Membres du gouvernement et société civile s’élèvent contre la volonté de certains maires français de n’accueillir que des réfugiés syriens chrétiens. D'un point de vue juridique, une telle sélection se heurterait aux conventions internationales.
Face au drame des migrants, la solidarité s'organise peu à peu en France. Mais quelques maires ont dit ne vouloir accueillir que des réfugiés chrétiens, une demande condamnée par le ministre de l’Intérieur, Bernard Cazeneuve, qui recevait, mardi 8 septembre, le président de l'Association des maires de France et les représentants des cultes.
Ces entretiens doivent baliser le terrain avant une réunion, samedi au ministère de l'Intérieur, regroupant les maires qui se sont portés volontaires pour l'accueil de réfugiés. Il s'agira pour l'État "de mettre à disposition des collectivités l'ensemble des outils et des financements nécessaires", pour organiser "dans des conditions dignes l'accueil des réfugiés persécutés", a indiqué Bernard Cazeneuve lundi, alors que la France s'est déclarée prête à accueillir 24 000 réfugiés dans les deux années à venir.
Distinction "funeste"
Mais une poignée de maires de droite a assuré qu'elle ne prendrait que des chrétiens. Le député-maire de Roanne, Yves Nicolin (Les Républicains), a expliqué que sa ville pourrait "accueillir peut-être une dizaine de familles mais à la condition qu'il soit bien question de réfugiés chrétiens qui sont persécutés par Daech parce qu'ils sont chrétiens". "Ce que je souhaite c'est qu'on puisse avoir l'absolue certitude que ce ne sont pas des terroristes déguisés", a-t-il dit. Celui de Belfort, Damien Meslot (Les Républicains), a affirmé qu'il réfléchissait à accueillir des "familles de chrétiens syriens et de chrétiens d'Irak", parce qu'ils sont "les plus persécutés".
Des prises de position condamnées par le ministre de l'Intérieur. "Cette distinction, je ne la comprends pas, je la condamne et elle me paraît funeste", a réagi Bernard Cazeneuve sur France 2. Les chrétiens d'Orient doivent être accueillis mais il y a aussi des musulmans qui sont persécutés et il y a d'autres minorités qui le sont avec le même degré de barbarie."
Même s'il a regretté "l'interprétation qui en est faite par certains médias", Yves Nicolin a maintenu ses propos, assurant mardi sur les ondes de France Bleu Saint-Étienne : "Ce n'est pas parce que nous sommes généreux que nous devons être aveugles et que nous devons le faire n'importe comment, sans prendre aucune précaution."
Contraire à l’esprit des religions
Ce genre de prises de position, très minoritaires, semblent également hasardeuses d'un point de vue juridique. "C'est absolument contraire à toutes les conventions internationales", a expliqué à l'AFP Serge Slama, maître de conférences en droit public à Paris Ouest-Nanterre.

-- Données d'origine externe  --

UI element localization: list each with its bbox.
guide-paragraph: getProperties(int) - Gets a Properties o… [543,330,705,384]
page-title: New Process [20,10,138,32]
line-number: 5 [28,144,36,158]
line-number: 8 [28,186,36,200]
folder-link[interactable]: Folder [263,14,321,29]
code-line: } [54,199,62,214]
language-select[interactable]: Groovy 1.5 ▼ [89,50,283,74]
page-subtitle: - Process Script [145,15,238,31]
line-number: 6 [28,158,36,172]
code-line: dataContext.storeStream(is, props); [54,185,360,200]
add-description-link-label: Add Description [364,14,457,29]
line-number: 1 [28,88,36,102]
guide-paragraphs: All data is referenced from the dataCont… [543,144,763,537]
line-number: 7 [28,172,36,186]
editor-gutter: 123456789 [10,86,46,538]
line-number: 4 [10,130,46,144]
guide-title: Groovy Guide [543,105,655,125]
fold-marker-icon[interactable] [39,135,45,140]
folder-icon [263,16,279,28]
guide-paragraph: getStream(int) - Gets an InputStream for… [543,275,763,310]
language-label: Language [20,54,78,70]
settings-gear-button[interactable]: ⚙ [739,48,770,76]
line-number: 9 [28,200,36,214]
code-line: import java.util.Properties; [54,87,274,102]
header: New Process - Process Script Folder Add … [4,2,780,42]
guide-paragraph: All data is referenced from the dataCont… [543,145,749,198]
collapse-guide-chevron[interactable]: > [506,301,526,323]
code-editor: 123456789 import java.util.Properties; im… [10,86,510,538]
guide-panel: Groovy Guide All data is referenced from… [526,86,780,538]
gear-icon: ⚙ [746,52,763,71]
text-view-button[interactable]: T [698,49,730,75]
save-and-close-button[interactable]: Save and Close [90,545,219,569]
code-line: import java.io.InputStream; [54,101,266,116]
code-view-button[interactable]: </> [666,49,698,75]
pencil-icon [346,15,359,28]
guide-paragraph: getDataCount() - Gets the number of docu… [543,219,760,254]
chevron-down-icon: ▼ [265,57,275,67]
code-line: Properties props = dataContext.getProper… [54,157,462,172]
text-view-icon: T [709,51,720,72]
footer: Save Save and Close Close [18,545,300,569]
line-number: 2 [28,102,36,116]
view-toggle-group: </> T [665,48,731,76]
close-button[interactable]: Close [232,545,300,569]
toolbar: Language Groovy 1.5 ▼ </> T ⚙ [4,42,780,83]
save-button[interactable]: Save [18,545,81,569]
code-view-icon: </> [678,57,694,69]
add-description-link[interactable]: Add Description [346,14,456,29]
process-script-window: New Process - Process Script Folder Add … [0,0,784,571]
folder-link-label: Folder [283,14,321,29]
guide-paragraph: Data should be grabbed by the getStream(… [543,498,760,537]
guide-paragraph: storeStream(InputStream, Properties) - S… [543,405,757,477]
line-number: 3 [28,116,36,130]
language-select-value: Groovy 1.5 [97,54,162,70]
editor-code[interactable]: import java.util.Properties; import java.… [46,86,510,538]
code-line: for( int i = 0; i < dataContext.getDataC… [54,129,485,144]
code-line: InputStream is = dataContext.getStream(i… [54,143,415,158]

La Convention de Genève de 1951 relative au statut des réfugiés stipule que les États signataires en appliqueront les dispositions "sans discrimination quant à la race, la religion ou le pays d'origine", et ce principe "est aussi rappelé dans un certain nombre de directives européennes", ajoute-t-il.
À la Conférence des évêques de France (CEF), on prend ses distances avec de telles propositions. "Évidemment, nous n'effectuons aucun tri, ça n'a pas lieu d'être et c'est contraire à l'esprit des religions", a assuré à l'AFP Vincent Neymon, secrétaire général adjoint de la Conférence.
Le président de la CEF, Mgr Georges Pontier, a dénoncé de son côté la "culture de la peur et de l'isolement". Pour lui, "la chose la plus délicate, c'est de contribuer à travailler à la culture de l'accueil, qui ne se révèle pas être en France la plus développée".
"On peut difficilement être sélectif"
Le sénateur Jean-Pierre Raffarin (Les Républicains) a lui aussi assuré qu'"on peut difficilement être sélectif". Avant d'ajouter sur France Inter : "Je comprends qu'on puisse dire cela. C'est vrai qu'il y a une question majeure des chrétiens aujourd'hui, c'est vrai qu'on peut considérer que dans le malheur il y a ici une priorité parce qu'on est en train d'exterminer des gens".
Au-delà de la polémique, les associations redoutent le message de "choix" sous-jacent. "Nous sommes scandalisés. Il est inacceptable qu'un élu républicain se réfère à des critères de discrimination sur des bases religieuses", a réagi Geneviève Jacques, présidente de la Cimade, qui fait partie de la Fédération protestante de France.